Читаем Мои погоны полностью

— Вы-ы-жа-а-а… — покатилось от паровоза, где находилась теплушка, в которой ехал начальник эшелона «Вы-ы-жа-а-а» приближалось к нам, становясь все громче обрастая новыми звуками, пока не превратилось в произнесенное нараспев слово «выгружайсь», обозначавшее конец пути.
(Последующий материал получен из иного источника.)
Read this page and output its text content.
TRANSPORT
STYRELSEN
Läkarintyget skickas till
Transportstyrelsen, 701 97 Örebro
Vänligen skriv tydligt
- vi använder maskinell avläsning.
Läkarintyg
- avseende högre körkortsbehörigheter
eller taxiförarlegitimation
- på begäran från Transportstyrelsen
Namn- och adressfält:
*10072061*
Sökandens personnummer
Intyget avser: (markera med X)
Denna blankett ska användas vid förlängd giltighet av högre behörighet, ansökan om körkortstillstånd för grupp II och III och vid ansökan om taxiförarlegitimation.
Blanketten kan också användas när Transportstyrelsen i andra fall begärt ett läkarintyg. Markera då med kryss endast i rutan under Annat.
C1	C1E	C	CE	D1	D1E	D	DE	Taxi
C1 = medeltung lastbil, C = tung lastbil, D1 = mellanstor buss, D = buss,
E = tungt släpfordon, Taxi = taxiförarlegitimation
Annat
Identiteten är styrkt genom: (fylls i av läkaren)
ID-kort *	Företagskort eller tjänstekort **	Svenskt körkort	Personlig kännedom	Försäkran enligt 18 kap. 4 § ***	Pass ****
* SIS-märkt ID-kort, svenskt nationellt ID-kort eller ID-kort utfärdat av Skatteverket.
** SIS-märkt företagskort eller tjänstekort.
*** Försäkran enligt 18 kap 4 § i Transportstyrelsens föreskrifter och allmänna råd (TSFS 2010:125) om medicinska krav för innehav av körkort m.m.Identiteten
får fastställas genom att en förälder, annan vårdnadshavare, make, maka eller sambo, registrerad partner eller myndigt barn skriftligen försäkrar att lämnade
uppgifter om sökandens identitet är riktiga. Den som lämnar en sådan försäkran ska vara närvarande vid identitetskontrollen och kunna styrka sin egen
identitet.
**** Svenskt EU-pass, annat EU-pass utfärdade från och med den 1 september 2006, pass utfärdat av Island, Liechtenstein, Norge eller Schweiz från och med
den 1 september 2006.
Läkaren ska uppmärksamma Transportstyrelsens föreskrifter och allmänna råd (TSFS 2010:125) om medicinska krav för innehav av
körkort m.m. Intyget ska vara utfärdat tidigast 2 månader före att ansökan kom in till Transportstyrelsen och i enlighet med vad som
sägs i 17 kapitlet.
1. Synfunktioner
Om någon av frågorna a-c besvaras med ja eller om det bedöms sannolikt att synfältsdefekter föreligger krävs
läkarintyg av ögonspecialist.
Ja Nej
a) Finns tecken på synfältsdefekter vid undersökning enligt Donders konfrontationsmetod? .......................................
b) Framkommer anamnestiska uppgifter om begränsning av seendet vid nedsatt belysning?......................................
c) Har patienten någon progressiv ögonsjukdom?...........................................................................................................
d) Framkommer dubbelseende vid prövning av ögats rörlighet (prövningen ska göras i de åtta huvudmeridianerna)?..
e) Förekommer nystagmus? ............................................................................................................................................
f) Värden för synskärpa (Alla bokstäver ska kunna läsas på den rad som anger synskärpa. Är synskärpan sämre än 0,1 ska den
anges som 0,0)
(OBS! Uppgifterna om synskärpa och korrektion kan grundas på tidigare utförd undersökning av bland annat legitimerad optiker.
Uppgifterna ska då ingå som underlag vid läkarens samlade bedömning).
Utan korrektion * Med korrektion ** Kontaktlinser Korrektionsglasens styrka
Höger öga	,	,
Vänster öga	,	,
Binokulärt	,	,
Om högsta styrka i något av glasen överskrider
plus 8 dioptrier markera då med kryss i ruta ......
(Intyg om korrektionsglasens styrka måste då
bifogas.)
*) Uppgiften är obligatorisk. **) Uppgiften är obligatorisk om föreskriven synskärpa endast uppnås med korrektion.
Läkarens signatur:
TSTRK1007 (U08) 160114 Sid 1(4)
Но и без этого слова я понял, что мы прибыли к месту назначения, в прифронтовую полосу, потому что услыша, канонаду, которую принял вначале за раскаты грома. Мне уже говорили, что канонада похожа на гром, я заранее готовил себя к этим звукам и все-таки ошибся.

После команды в нашей теплушке поднялась суматоха которая происходит всегда, когда поезд прибывает на конечную станцию. Все одергивали на себе гимнастерки, запихивали в «сидора» пожитки, натянуто улыбались и обращались к друг другу, понизив голос. В этом не было ничего необычного, противоестественного, ибо вся наша теплушка как, впрочем, и весь эшелон, состояла из солдат-первогодков — тех, кто еще не нюхал пороха и о войне судил лишь по кадрам кинохроники и рассказам бывалых людей.

Неожиданно я почувствовал, как страх, противный липкий страх, обволакивает мое сердце, и позавидовал Гришке Безродному, которому и на сей раз удалось отвертеться от фронта. В тылу фронт представлялся чем-то расплывчатым, я думал не о пулях и снарядах, которые могут искалечить меня и даже убить, а о подвигах, медалях, орденах. А сейчас я слышал, как «играет» артиллерия, и отчаянно трусил, потому что это был не выдуманный, а всамделишний фронт: усиливающаяся канонада лишь подтверждала близость и неизбежность того часа, когда я буду стрелять в «него», а «он» будет стрелять в меня, и еще неизвестно, кто из нас останется в живых, чтобы наслаждаться жизнью, радоваться небу, пусть задернутому, как сейчас, облаками, но способному в один прекрасный миг дать простор солнцу, к которому тянется все живое, ибо мертвым на него наплевать.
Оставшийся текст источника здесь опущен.